To be sure, the last sentence of § 504(c)(1) is facially ambiguous as to the question posed here: whether a compilation that infringes multiple separate copyrights and is created without the authorization of the infringed copyrights' owners constitutes “one work.” But this court has already answered that question in the negative. In Twin Peaks Productions v. Publications International, 996 F.2d 1366 (2d Cir.1993), the issue presented was whether eight separately written teleplays of the television show Twin Peaks, illegally copied into one book published by the defendant, id. at 1370-78, constituted eight works or one work for purposes of statutory damages under § 504(c)(1). We held that the defendant's unauthorized compilation of multiple separate copyrights did not trigger the last sentence of § 504(c)(1) and that eight awards, not one award, of statutory damages were warranted. As in Twin Peaks, there is no evidence here that any of the separately copyrighted works were included in a compilation authorized by the copyright owners. Rather, the compilations were created by the defendants. Thus, Twin Peaks is squarely controlling. Each of the plaintiffs' separate copyrighted works constitutes one work for purposes of § 504(c)(1), and accordingly the defendants' infringement of thirteen copyrights by copying thirteen songs onto seven distinct CD products warrants thirteen statutory damage awards. On remand, the district court should allow the plaintiffs-appellants to recover thirteen awards of statutory damages, each in an amount not less than $500 or more than $100,000 as the court considers just. See 17 U.S.C. § 504(c).
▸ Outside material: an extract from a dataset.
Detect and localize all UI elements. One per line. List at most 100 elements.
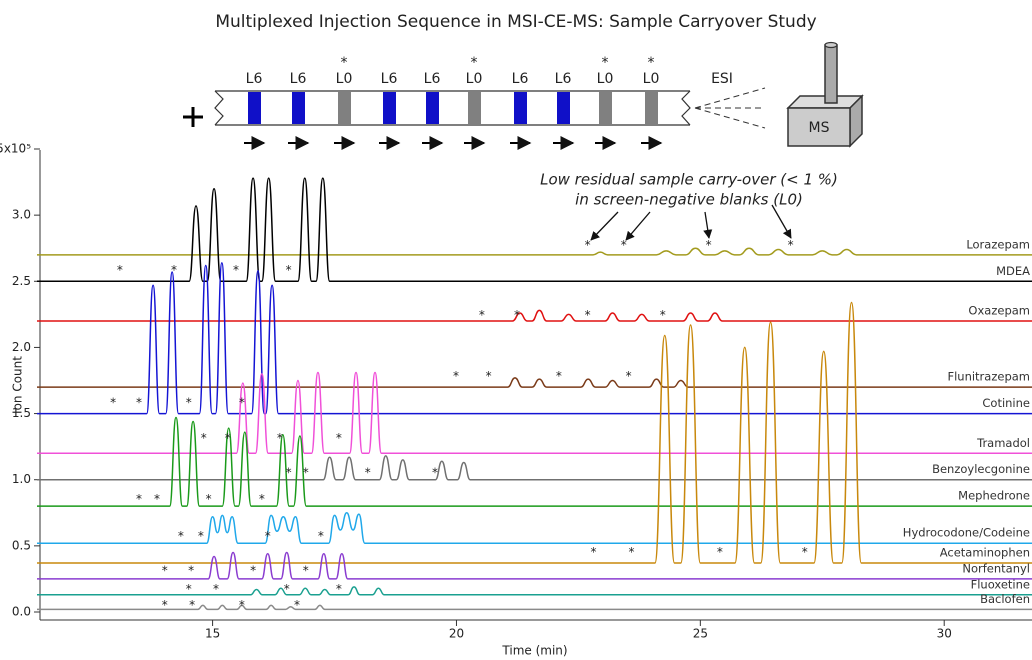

FN4. In Twin Peaks, we left open the question whether the “overlapping copyrights” doctrine of Robert Stigwood Group Ltd. v. O'Reilly, 530 F.2d 1096 (2d Cir.1976), survived the passage of the Copyright Act of 1976 because we found ourselves confronted only by the “easy case” in which the infringed copyrights were plainly separate. Twin Peaks, 996 F.2d at 1381. … We need not decide today the vitality of the overlapping-copyrights doctrine because the defendants did not raise this argument and have thus waived it. Norton v. Sam's Club, 145 F.3d 114, 117 (2d Cir.1998).


We VACATE the judgments of the district court and REMAND these cases for the district court to recalculate the amount of statutory damages consistent with this opinion.

1 comment:

Mark Jaffe said...

It's a very logical decision, which also makes sense from a policy perspective.
Because none of the underlying works were authorized, the entire work cannot be deemed a compilation for the purposes of determining damages.

To hold the contrary, plaintiffs would find that their damages would be limited because, not despite, an infringer's activity was greater in scope.
It would create an incentive for infringers to have an "a long as we're past curfew" mentality. The more infringing we do on a single "compilation," the less we'd pay out to an individual plaintiff.